Defending our total of 102 seemed unlikely, a notion that was quickly reinforced when the Little Shelford top order skipped along at a run a ball. This was partly due to the pace we (probably mistakenly) gave them, partly due to do a more positive "see ball, hit ball" strategy that was a stark contrast to ours, and partly because almost all their aerial shots and mishits fell just short or wide of our fielders. Unluckiest in this regard was Faruk Kara (2/36), who could easily have had a five-for on another day - but at least Daniel Mortlock (at long-off) and Dom Summers (at mid-wicket) held onto the two regulation chances that did actually get within someone's reach.
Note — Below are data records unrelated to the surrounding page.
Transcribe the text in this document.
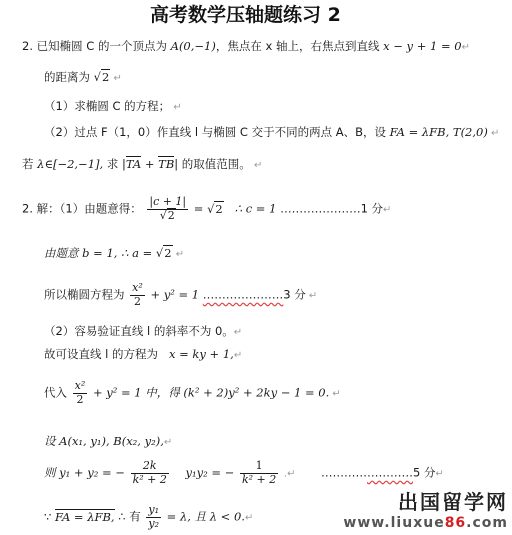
高考数学压轴题练习 2
2. 已知椭圆 C 的一个顶点为 A(0,−1)，焦点在 x 轴上，右焦点到直线 x − y + 1 = 0↵
的距离为 √2 ↵
（1）求椭圆 C 的方程； ↵
（2）过点 F（1，0）作直线 l 与椭圆 C 交于不同的两点 A、B，设 FA = λFB, T(2,0) ↵
若 λ∈[−2,−1], 求 |TA + TB| 的取值范围。 ↵
2. 解：（1）由题意得： $\frac{|c + 1|}{√2} = √2$ ∴ c = 1 …………………1 分↵
由题意 b = 1, ∴ a = √2 ↵
所以椭圆方程为 $\frac{\text{x²}}{2} + y^2 = 1$ …………………3 分 ↵
（2）容易验证直线 l 的斜率不为 0。↵
故可设直线 l 的方程为 x = ky + 1,↵
代入 $\frac{\text{x²}}{2} + y^2 = 1$ 中，得 (k² + 2)y² + 2ky − 1 = 0. ↵
设 A(x₁, y₁), B(x₂, y₂),↵
则 y₁ + y₂ = − $\frac{2k}{\text{k² + 2}} y_1y_2$ = − $\frac{1}{\text{k² + 2}}$ .↵ ……………………5 分↵
∵ FA = λFB, ∴ 有 $\frac{\text{y₁}}{\text{y₂}} = \lambda$, 且 λ < 0.↵
出国留学网
www.liuxue86.com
Otherwise it was one-way traffic, though, and the only reason that we managed to take the game to the drinks break was the agreement that we have them at 14 overs, rather than 20. The winning runs duly came in the 18th over when Little Shelford hit their 13th boundary - more than twice as many as we'd managed in our whole innings - which rather emphasised that the top of the table is not a place we can claim any right to.
Still, the early finish at least meant that we had plenty of time to drown our sorrows at the pub. This was meant to be The Navigator but, despite the fact that they sponsor the team, the Shelford players can't drink there due to some sort of falling out. So we went a bit further up the road to the Square And Compass where Nathan and Faruk taught everyone about such nuanced ideas as "balance", "mouth feel" and "base flavour" that are more commonly associated with sex toys.